Brandenburg Gate, one of the most recognizable landmarks in the world, once the scene of mass Nazi rallies, emblazoned with swastika flags, was this week lit up with the flag of the Jewish State of Israel. Who would have thought in their lifetime, or even in the space of eighty years, this would ever happen?
All this was to show solidarity with Israel in the wake of the Palestinian terror attack in Jerusalem this past Sunday, which claimed the lives of 4 young Israelis.
Let there be no misunderstanding, these are very powerful, meaningful and historic gestures, which may be signaling a historic change in Europe’s relations with Israel.
The vehicular terror attack in Jerusalem was not new to Israel, and has become a common modus operandi for Palestinian terrorists pioneered during the wave of terror here during the past two years.
It is however a relatively new to Europe, where in the last six months, both Nice and Berlin have suffered major terror attacks when Islamic terrorists plowed through large crowds of people, murdering almost 100 innocent people combined.
In the wake of these attacks, as well as number of others that have hit Europe over the past two years, Israel has unequivocally stood with our European allies in solidarity.
That solidarity however, had not always been repaid. On Sunday, that appeared to change.
Until now, many across the world, particularly Europe, applied a double standard to when Israel was faced with terror, as compared to other Western nations. In many cases, there had been a perverse sense of justification, seeking to blame or excuse the terror on the “occupation” or calling into question Israel’s response, with claims of ‘excessive action’, “extrajudicial killings” or calls for “restraint”.
But not on this occasion. Leaders from across the world, including Europe and even the new UN Secretary General, issued swift messages of support with Israel and unequivocal condemnations of the terror attack. Even the labeling it as an act of terror has by no means been guaranteed in the past when terror has struck the Jewish state. There were no calls for “restraint” or “calm” on this occasion, and no attempts to delineate the area as “West” or “East” Jerusalem.
Slowly, but surely, in the wake of the wave of Islamic terror across Europe, our European allies are beginning to display a greater sense of empathy to Israel’s situation, recognizing that whether it is Nice, Berlin or Jerusalem, we face the same global jihadist threat, which will only be defeated through our determined joint effort and solidarity.

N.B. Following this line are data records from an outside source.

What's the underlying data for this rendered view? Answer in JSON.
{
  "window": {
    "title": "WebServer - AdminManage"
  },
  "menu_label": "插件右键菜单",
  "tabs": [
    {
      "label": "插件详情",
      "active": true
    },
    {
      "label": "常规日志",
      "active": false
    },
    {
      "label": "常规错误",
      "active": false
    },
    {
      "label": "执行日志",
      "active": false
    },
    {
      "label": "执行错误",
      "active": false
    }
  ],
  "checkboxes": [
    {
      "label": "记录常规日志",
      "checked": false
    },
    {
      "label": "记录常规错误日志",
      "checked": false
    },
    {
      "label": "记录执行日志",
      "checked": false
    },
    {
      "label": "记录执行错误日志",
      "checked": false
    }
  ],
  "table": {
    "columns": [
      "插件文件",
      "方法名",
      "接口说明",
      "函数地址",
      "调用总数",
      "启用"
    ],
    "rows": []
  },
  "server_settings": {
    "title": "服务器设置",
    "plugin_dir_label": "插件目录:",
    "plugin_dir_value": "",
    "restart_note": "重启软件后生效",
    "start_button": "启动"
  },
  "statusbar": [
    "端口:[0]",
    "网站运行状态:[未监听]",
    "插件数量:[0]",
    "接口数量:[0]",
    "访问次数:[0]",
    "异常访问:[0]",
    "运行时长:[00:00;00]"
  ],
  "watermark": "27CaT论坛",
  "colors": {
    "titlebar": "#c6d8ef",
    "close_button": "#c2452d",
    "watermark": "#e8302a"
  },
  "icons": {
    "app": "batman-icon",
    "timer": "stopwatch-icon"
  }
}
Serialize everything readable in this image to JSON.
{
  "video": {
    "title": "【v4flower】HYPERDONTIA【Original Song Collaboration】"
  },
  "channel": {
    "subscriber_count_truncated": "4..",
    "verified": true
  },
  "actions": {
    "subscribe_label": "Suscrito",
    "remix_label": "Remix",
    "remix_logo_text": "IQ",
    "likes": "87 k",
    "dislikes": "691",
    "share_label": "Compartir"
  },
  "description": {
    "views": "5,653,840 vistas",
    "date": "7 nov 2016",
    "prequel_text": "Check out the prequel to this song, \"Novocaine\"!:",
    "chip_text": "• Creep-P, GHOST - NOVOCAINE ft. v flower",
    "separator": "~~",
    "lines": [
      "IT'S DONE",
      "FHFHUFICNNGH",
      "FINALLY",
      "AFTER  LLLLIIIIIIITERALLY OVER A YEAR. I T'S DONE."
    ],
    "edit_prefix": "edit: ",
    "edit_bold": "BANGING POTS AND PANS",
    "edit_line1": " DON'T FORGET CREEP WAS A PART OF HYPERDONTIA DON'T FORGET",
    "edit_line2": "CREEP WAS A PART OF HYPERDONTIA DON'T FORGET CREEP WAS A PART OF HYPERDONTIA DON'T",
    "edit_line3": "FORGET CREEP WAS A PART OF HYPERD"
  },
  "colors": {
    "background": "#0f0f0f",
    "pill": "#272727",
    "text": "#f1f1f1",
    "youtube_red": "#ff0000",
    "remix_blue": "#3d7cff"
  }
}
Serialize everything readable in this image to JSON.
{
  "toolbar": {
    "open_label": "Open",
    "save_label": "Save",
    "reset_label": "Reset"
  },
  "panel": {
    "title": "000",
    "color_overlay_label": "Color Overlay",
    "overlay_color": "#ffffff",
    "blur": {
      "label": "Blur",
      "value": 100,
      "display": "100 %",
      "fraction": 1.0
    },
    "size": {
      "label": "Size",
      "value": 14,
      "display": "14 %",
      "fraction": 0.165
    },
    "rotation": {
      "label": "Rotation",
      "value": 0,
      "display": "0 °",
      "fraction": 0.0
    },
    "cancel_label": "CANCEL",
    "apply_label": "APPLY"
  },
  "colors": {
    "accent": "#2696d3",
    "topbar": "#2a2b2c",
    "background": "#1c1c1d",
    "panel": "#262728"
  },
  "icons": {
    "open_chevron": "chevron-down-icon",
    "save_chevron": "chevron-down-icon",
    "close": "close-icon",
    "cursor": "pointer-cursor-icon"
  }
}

Even Angela Merkel, the Chancellor of Germany and Francois Hollande, President of France, have now identified Islamic terror as the biggest threats facing their countries. Until only recently, they were reluctant to even use these words in the same sentence.
A discernable change is happening, not only in highly symbolic gestures such as flying Israel’s flag in solidarity with the victims of the Jerusalem terror attack, but in the statements from European leaders, in increased counter-terrorism cooperation, sharing of intelligence and EU officials seeking to learn from Israeli experts how we deal with the threat of terror.
But much more can and ought to still be done.
We must move beyond, however symbolic and well-meaning gestures, to more tangible actions.
This includes supporting Israel at multilateral forums such as the U.N., instead of voting for one-sided resolutions against the Jewish state, tying our hands in this very fight against terror.
It includes not applying one standard to Israel and a different one to other Western nations when faced with similar attacks.
The EU can also play a very important role in helping promote peace between Israelis and Palestinians, but it must be a more honest broker, and this includes not singling out the Jewish state and turning its back to Palestinian terror and incitement. It must make sure to hold the Palestinian Authority (PA) and terror groups like Hamas to account, noting also that not only has the PA not condemned the Jerusalem terror attack, but Mahmoud Abbas’s Fatah party has actually praised it, while in a sickening act of display, Hamas celebrated it in Gaza by handing out candy.
The EU should make this unequivocally clear at the upcoming Paris Peace Summit on Sunday, while calling on the PA to enter into immediate, sincere and direct negotiations with Israel. Peace will only come through Jerusalem and Ramallah, not via the United Nations and Paris.
Seeing the Israeli flag proudly adorning the Brandenburg Gate this week, it was impossible not to be moved.
It is only be realizing that whether we are in Germany, France, Israel or elsewhere in Europe, we face the same Islamic jihadist threat, which in order to be defeated will require our joint effort and solidarity. This change will not happen overnight, but as circumstances of the past week have demonstrated, we are heading in the right direction.